Which is a shame, because Romania's wine history stretches back perhaps 6,000 years. No wonder: the Carpathian Mountains, relatively dry climate, and long autumnal ripening season are ideal for yielding the perfect bottle.
That said, it's still true that large quantities of swill are corked in Romania and cheaply exported. However, a new wave of winemakers are starting to uproot the old vines and plant new ones -- quite literally in some cases. New grapes are being imported, while inferior iterations of native grapes are being weeded out.
Today, there are some surprisingly great wineries operating here; the prices tend to be surprisingly reasonable too, as producers have to combat the perception that Romania churns out wine more worthy of a disheveled college dorm room than a dinner table.
If you're visiting Romania and looking for the ideal region in which to take a wine tour, check out Dealu Mare. There are quality options elsewhere, but Dealu has the highest concentration. If you can only visit one -- make it LacertA Winery near Buzau County.

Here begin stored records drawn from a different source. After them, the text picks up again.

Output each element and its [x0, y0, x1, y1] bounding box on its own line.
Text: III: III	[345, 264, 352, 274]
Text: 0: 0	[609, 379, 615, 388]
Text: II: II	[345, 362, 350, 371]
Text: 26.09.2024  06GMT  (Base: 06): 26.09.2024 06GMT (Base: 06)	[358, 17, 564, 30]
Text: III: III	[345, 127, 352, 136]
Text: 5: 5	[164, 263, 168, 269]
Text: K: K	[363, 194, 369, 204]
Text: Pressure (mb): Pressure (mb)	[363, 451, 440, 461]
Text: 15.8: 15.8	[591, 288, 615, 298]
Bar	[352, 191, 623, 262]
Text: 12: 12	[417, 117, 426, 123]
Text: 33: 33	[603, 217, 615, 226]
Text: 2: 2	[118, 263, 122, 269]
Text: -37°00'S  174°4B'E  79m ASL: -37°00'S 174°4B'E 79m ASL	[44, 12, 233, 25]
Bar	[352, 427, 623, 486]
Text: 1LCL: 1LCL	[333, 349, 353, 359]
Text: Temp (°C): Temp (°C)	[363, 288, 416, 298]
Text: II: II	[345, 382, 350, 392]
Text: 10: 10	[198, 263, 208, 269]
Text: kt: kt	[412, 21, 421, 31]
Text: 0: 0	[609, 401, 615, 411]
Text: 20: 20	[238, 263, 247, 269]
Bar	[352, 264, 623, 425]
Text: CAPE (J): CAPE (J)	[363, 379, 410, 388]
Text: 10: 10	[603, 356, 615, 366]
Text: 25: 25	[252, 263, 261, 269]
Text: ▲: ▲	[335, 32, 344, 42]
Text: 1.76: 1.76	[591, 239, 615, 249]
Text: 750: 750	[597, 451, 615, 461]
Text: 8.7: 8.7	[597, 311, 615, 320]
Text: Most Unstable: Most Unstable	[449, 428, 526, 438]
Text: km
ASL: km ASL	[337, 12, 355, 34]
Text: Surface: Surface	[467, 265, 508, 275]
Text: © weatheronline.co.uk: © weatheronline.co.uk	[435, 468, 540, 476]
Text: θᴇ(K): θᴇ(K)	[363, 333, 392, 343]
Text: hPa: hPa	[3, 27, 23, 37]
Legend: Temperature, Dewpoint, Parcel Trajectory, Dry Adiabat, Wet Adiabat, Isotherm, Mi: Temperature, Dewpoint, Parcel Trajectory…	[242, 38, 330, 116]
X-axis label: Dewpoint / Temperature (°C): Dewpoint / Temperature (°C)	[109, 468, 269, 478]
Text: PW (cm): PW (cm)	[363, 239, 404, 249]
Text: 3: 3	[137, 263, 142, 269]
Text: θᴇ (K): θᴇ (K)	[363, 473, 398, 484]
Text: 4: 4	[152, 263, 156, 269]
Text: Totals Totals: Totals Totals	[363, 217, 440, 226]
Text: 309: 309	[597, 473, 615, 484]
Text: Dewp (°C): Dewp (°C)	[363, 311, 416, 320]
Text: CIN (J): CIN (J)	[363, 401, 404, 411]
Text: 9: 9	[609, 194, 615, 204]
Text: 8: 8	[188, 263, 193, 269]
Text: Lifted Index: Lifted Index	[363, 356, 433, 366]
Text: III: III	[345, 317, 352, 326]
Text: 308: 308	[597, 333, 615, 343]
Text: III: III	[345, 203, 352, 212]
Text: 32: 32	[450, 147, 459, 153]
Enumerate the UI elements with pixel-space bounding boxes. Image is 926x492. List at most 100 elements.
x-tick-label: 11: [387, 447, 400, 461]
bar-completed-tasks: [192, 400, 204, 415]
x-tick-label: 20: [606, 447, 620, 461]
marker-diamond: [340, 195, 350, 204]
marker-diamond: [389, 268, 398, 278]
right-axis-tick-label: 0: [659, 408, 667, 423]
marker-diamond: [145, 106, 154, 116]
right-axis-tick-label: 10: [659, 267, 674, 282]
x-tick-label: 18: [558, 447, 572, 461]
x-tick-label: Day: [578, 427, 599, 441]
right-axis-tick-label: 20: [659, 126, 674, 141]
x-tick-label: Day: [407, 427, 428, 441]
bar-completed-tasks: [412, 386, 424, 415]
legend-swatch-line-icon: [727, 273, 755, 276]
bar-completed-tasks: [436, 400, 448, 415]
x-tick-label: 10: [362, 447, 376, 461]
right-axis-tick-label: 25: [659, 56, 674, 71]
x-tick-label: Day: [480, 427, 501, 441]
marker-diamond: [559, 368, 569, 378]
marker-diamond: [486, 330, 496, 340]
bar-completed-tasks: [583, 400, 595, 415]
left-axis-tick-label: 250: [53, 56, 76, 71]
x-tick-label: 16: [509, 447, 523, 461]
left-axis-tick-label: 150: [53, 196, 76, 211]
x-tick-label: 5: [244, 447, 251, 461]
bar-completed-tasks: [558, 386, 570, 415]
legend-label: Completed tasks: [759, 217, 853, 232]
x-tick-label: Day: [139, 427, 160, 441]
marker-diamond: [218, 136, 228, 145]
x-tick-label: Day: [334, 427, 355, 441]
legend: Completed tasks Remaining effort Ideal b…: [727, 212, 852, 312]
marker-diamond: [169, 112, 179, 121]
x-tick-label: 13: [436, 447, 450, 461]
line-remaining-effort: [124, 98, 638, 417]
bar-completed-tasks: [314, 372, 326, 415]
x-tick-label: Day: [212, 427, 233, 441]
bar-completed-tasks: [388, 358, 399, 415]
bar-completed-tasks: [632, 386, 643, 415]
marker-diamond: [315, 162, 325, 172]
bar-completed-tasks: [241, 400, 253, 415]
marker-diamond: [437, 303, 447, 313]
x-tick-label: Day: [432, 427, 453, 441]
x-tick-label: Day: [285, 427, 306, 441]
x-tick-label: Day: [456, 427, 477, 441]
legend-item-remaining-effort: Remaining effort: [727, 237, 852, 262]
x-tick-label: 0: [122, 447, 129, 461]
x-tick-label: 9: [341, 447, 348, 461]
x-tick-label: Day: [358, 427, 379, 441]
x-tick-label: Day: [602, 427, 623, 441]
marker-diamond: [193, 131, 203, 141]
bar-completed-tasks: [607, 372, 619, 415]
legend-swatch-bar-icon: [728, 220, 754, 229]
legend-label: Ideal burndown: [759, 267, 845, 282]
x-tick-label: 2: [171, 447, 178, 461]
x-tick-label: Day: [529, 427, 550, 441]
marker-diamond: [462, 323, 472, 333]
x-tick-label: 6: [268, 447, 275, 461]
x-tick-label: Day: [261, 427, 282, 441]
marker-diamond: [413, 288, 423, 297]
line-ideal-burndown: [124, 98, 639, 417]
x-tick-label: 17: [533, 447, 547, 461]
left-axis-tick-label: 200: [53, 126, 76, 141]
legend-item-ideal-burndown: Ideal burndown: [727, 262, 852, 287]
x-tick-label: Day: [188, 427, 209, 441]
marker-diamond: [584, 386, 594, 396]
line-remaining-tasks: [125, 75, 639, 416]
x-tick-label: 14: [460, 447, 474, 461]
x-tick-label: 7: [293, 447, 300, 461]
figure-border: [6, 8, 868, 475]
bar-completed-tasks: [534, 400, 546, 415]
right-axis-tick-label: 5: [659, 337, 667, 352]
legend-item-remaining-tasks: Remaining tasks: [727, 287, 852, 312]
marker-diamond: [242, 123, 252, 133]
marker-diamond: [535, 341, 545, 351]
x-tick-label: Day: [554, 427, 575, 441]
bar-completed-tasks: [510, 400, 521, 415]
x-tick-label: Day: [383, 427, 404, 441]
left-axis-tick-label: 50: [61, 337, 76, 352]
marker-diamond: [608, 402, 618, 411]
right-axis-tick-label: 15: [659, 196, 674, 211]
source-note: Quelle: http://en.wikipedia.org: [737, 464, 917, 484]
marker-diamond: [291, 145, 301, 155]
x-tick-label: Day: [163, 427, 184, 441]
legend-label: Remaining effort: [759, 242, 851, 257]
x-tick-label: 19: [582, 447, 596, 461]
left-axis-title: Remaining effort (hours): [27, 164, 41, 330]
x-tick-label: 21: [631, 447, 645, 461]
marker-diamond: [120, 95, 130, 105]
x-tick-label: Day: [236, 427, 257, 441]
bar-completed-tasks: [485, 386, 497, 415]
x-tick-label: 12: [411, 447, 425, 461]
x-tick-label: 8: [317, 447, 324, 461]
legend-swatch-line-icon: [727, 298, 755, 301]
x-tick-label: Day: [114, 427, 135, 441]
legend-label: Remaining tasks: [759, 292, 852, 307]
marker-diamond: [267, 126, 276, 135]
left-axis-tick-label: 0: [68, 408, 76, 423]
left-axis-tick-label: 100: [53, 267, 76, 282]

Bucovina, Romania. Pixabay / danfador
Ethiopia has waded into the wine market in a pretty big way in the last few years.
Wine has a long history in the Horn of Africa, as you might expect, and Ethiopia's viticultural roots date back to the first century AD. One of the most popular drinks in the country is tej, a honey mead brewed with the hops-like buckthorn plant, both by private individuals and for public consumption.
But since 2007 Ethiopia has made forays into the modern international world of wine with help from Pierre Castel, the French owner/operator of one of the largest beverage consortiums in the world.
Castel founded a vineyard in the town of Ziway, buying up 120 hectares of countryside and importing grapes from Bordeaux. The result -- Rift Valley Wines -- went on the market in 2014, and has put Ethiopia on the wine map.
The grapes benefit from Ethiopia's average temperature (77 °F), and the equatorial latitude means Castel can sometimes manage two harvests in one year!
You can tour the winery in Ziway if you're in the neighborhood. While it may not be on par with some of the world's more famous and celebrated vineyards, it's definitely on its way up.
Wherever you may roam, may your cup run over with good cheer -- and good vino.